If you cannot fix corruption that according to the IGG reports stands at 97.9%, you should forget that Ugandans, will keep on giving. There is something to learn from countries such as Botswana, Cape Verde, Rwanda and Mauritius where, according to the Transparency International Global Corruption Barometer 2017, less than 5% of their citizens indicated they paid a bribe when they came into contact with a public servant.

In Uganda, our score is 38%.

Wide gaps between Strategy and execution
Secondly you also need to fix the wide gaps between strategy and execution by your government. While your government has a great vision for Uganda; “a transformed Ugandan society from a peasant to a modern and prosperous country within 30 years- with a per capital income of USD9,500”, we all know that vision/faith without action is dead.
As the Chief Executive Officer of Uganda Limited, how do you explain that, the 2018/19 budget only mirrored 42% of the National Development Plan II?

According the Budget Committee, it was extremely difficult to “link the National Budget Framework paper of FY2017/18 and that proposed for FY2018/19. The programme indicators are different hence making it almost impossible to track progress and quality of targets,” they noted. The committee also noted that there was “a great mismatch in alignment of strategic plans for sectors, ministries, departments and agencies as well as local governments to the National Development Plan. Hence the foundations of the National Budget Framework Paper FY2018/19 are inconsistent with the National Development Plan.”

So basically, we want to go west, but our budgets are financing a North East plan?

If people do not see value for the little money they are paying, they do not see reason for paying more tax, even if it is just a 1% increment.

Recently I did an interview with Doris Akol, URA Commissioner General for my blog and this is what she had to say about the relationship between tax compliance and government efficiency and or delivery of services.

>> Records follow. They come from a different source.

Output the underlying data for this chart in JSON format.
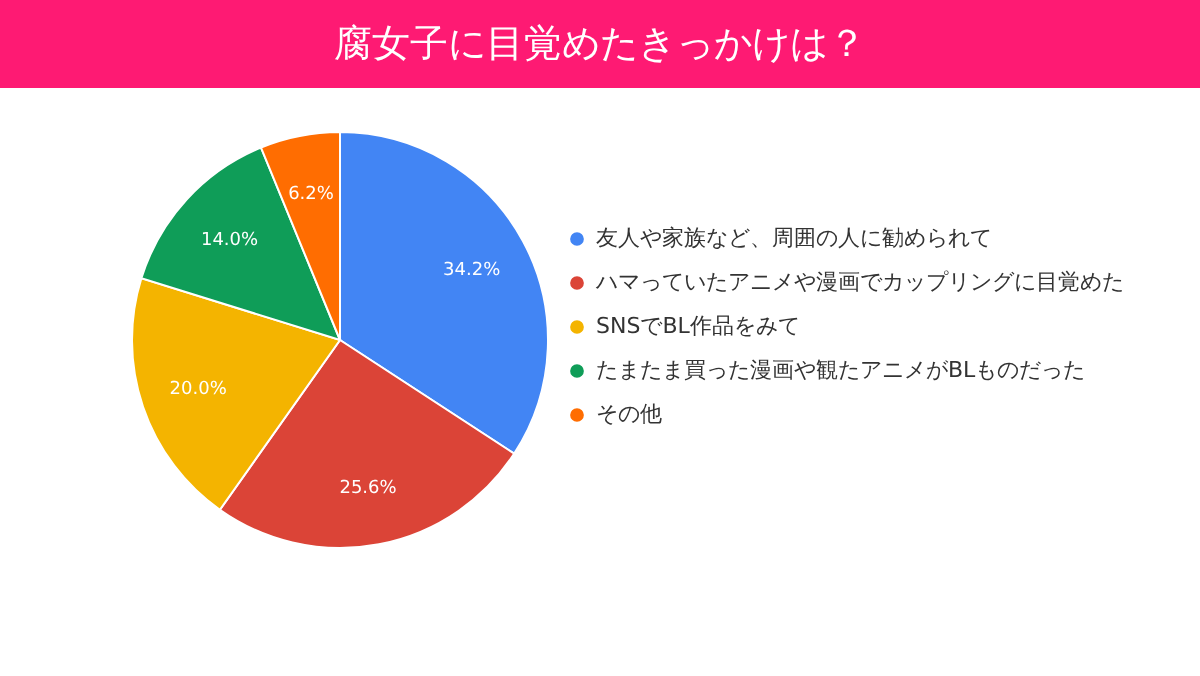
{
  "chart_data": {
    "type": "pie",
    "title": "腐女子に目覚めたきっかけは？",
    "categories": [
      "友人や家族など、周囲の人に勧められて",
      "ハマっていたアニメや漫画でカップリングに目覚めた",
      "SNSでBL作品をみて",
      "たまたま買った漫画や観たアニメがBLものだった",
      "その他"
    ],
    "values": [
      34.2,
      25.6,
      20.0,
      14.0,
      6.2
    ],
    "colors": [
      "#4285f4",
      "#db4437",
      "#f4b400",
      "#0f9d58",
      "#ff6d01"
    ],
    "value_labels": [
      "34.2%",
      "25.6%",
      "20.0%",
      "14.0%",
      "6.2%"
    ],
    "legend": "right"
  }
}
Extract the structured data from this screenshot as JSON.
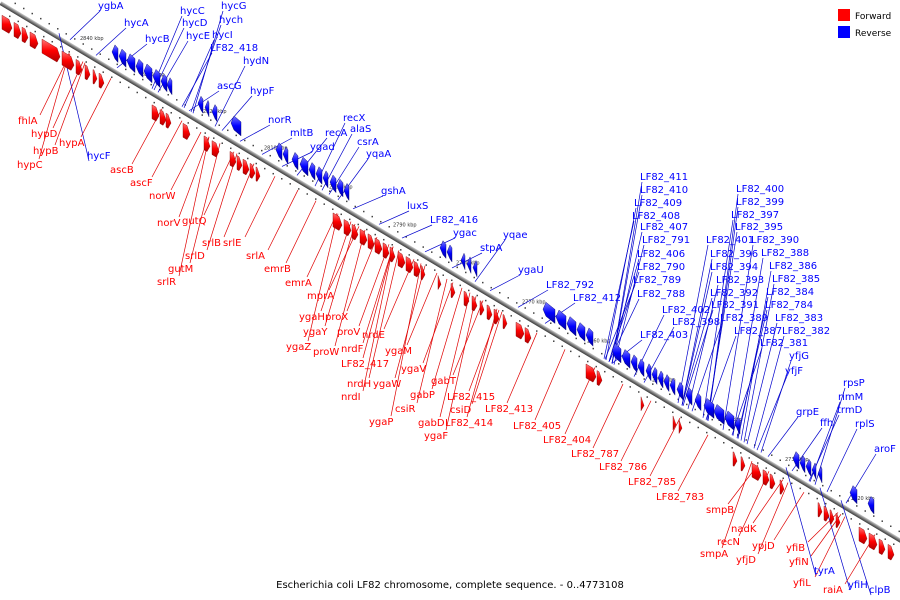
{
  "caption": "Escherichia coli LF82 chromosome, complete sequence. - 0..4773108",
  "legend": [
    {
      "label": "Forward",
      "color": "#ff0000"
    },
    {
      "label": "Reverse",
      "color": "#0000ff"
    }
  ],
  "colors": {
    "forward": "#ff0000",
    "reverse": "#0000ff",
    "forward_line": "#e00000",
    "reverse_line": "#0000cc",
    "axis": "#777777"
  },
  "kbp_ticks": [
    "2840 kbp",
    "2830 kbp",
    "2820 kbp",
    "2810 kbp",
    "2800 kbp",
    "2790 kbp",
    "2780 kbp",
    "2770 kbp",
    "2760 kbp",
    "2750 kbp",
    "2740 kbp",
    "2730 kbp",
    "2720 kbp"
  ],
  "reverse_labels": [
    "ygbA",
    "hycA",
    "hycB",
    "hycC",
    "hycD",
    "hycE",
    "hycG",
    "hych",
    "hycI",
    "LF82_418",
    "hydN",
    "ascG",
    "hypF",
    "hycF",
    "norR",
    "mltB",
    "ygad",
    "recA",
    "recX",
    "alaS",
    "csrA",
    "yqaA",
    "gshA",
    "luxS",
    "LF82_416",
    "ygac",
    "yqae",
    "stpA",
    "ygaU",
    "LF82_792",
    "LF82_412",
    "LF82_411",
    "LF82_410",
    "LF82_409",
    "LF82_408",
    "LF82_407",
    "LF82_791",
    "LF82_406",
    "LF82_790",
    "LF82_789",
    "LF82_788",
    "LF82_403",
    "LF82_402",
    "LF82_398",
    "LF82_400",
    "LF82_399",
    "LF82_397",
    "LF82_395",
    "LF82_401",
    "LF82_390",
    "LF82_396",
    "LF82_388",
    "LF82_394",
    "LF82_386",
    "LF82_393",
    "LF82_385",
    "LF82_392",
    "LF82_384",
    "LF82_391",
    "LF82_784",
    "LF82_389",
    "LF82_383",
    "LF82_387",
    "LF82_382",
    "LF82_381",
    "yfjG",
    "yfjF",
    "rpsP",
    "rimM",
    "grpE",
    "trmD",
    "ffh",
    "rplS",
    "aroF",
    "tyrA",
    "yfiH",
    "clpB"
  ],
  "forward_labels": [
    "fhlA",
    "hypD",
    "hypA",
    "hypB",
    "hypC",
    "ascB",
    "ascF",
    "norW",
    "norV",
    "gutQ",
    "srlB",
    "srlD",
    "srlE",
    "gutM",
    "srlR",
    "srlA",
    "emrB",
    "emrA",
    "mprA",
    "ygaH",
    "proX",
    "ygaY",
    "proV",
    "ygaZ",
    "proW",
    "nrdE",
    "nrdF",
    "LF82_417",
    "ygaM",
    "nrdH",
    "ygaW",
    "nrdI",
    "ygaV",
    "gabT",
    "csiR",
    "gabP",
    "ygaP",
    "LF82_415",
    "csiD",
    "gabD",
    "LF82_414",
    "ygaF",
    "LF82_413",
    "LF82_405",
    "LF82_404",
    "LF82_787",
    "LF82_786",
    "LF82_785",
    "LF82_783",
    "smpB",
    "nadK",
    "recN",
    "smpA",
    "ypjD",
    "yfjD",
    "yfiB",
    "yfiN",
    "yfiL",
    "raiA"
  ]
}
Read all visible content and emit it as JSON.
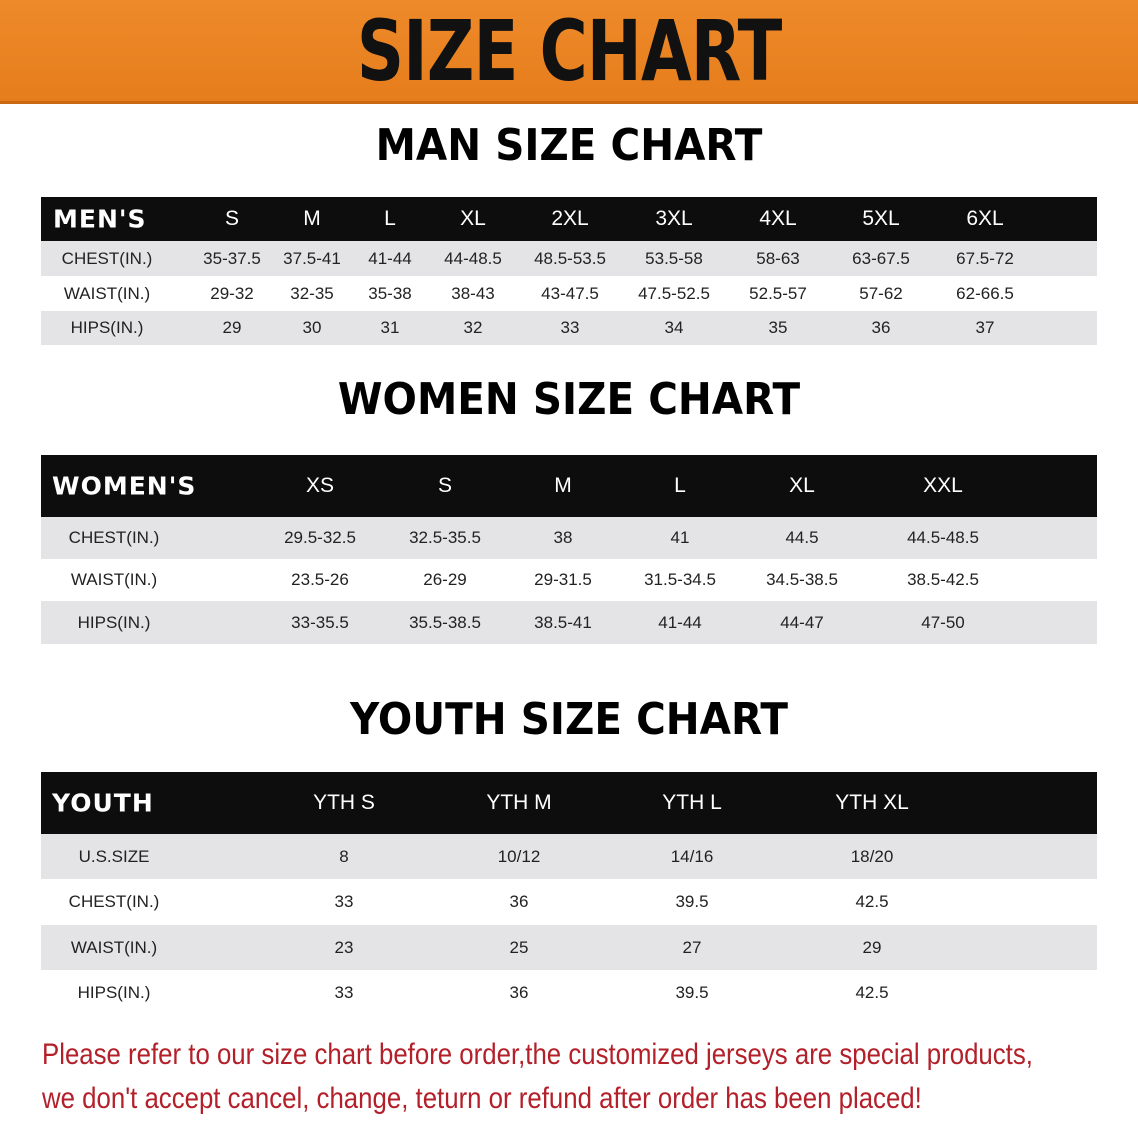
{
  "banner": {
    "title": "SIZE CHART",
    "color": "#e98320"
  },
  "men": {
    "title": "MAN SIZE CHART",
    "header": [
      "MEN'S",
      "S",
      "M",
      "L",
      "XL",
      "2XL",
      "3XL",
      "4XL",
      "5XL",
      "6XL"
    ],
    "rows": [
      [
        "CHEST(IN.)",
        "35-37.5",
        "37.5-41",
        "41-44",
        "44-48.5",
        "48.5-53.5",
        "53.5-58",
        "58-63",
        "63-67.5",
        "67.5-72"
      ],
      [
        "WAIST(IN.)",
        "29-32",
        "32-35",
        "35-38",
        "38-43",
        "43-47.5",
        "47.5-52.5",
        "52.5-57",
        "57-62",
        "62-66.5"
      ],
      [
        "HIPS(IN.)",
        "29",
        "30",
        "31",
        "32",
        "33",
        "34",
        "35",
        "36",
        "37"
      ]
    ]
  },
  "women": {
    "title": "WOMEN SIZE CHART",
    "header": [
      "WOMEN'S",
      "XS",
      "S",
      "M",
      "L",
      "XL",
      "XXL"
    ],
    "rows": [
      [
        "CHEST(IN.)",
        "29.5-32.5",
        "32.5-35.5",
        "38",
        "41",
        "44.5",
        "44.5-48.5"
      ],
      [
        "WAIST(IN.)",
        "23.5-26",
        "26-29",
        "29-31.5",
        "31.5-34.5",
        "34.5-38.5",
        "38.5-42.5"
      ],
      [
        "HIPS(IN.)",
        "33-35.5",
        "35.5-38.5",
        "38.5-41",
        "41-44",
        "44-47",
        "47-50"
      ]
    ]
  },
  "youth": {
    "title": "YOUTH SIZE CHART",
    "header": [
      "YOUTH",
      "YTH S",
      "YTH M",
      "YTH L",
      "YTH XL"
    ],
    "rows": [
      [
        "U.S.SIZE",
        "8",
        "10/12",
        "14/16",
        "18/20"
      ],
      [
        "CHEST(IN.)",
        "33",
        "36",
        "39.5",
        "42.5"
      ],
      [
        "WAIST(IN.)",
        "23",
        "25",
        "27",
        "29"
      ],
      [
        "HIPS(IN.)",
        "33",
        "36",
        "39.5",
        "42.5"
      ]
    ]
  },
  "note": {
    "line1": "Please refer to our size chart before order,the customized jerseys are special products,",
    "line2": "we don't accept cancel, change, teturn or refund after order has been placed!",
    "color": "#b3202a"
  }
}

“There is a direct correlation between what we call tax morale and tax compliance. Tax morale is the perception that people have that they are getting value for money for the taxes they pay and therefore their enthusiasm to pay tax or to be compliant grows. There is a direct relationship between the tax morale and tax compliance. So when people perceive that they are not getting value for their money, the tax morale will be low.”

Depoliticise tax administration

Regarding the issue of politicization of tax, Mr President, it is high time you reconsidered your ban on graduated tax. With all its issues, graduated tax, provided an easy platform for taxing Uganda’s largely informal sector that is above 50% of GDP. Because tax assessment was done by the local councils who knew very well, the incomes of their village members, it was perhaps the next best perfect alternative to include the informal sector into the taxable fold.

This is the only way, coffee farmers, tomato growers, milk sellers and people with cattle can be made to pay income tax that can go to their respective districts and that way, the districts can stop exerting pressure on the central government coffers.

There is a temptation by politicians to confuse farmers with peasants- which is largely responsible for the fact that agriculture which contributes 27% of GDP, only contributes 2% of the entire tax collections! Regardless of your political ambitions in 2023, if you can successfully increase the tax contribution of the agriculture sector from 2% to may be 10%, this country will be able to increase our tax-to-GDP ratios, so you won’t have to heap senseless taxes on us, such as #SocialMediaTax and #MobileMoneyTax.

Otherwise to think that the same section of the public that is already suffering from high interest rates, high school fees, corruption, employment, high cost of doing business, high cost of private healthcare, high cost of energy, bad roads, government bureaucracy and over and above that, has to subsidize our rural kindred, should now face additional costs in trying to send money or communicate- is a tricky affair.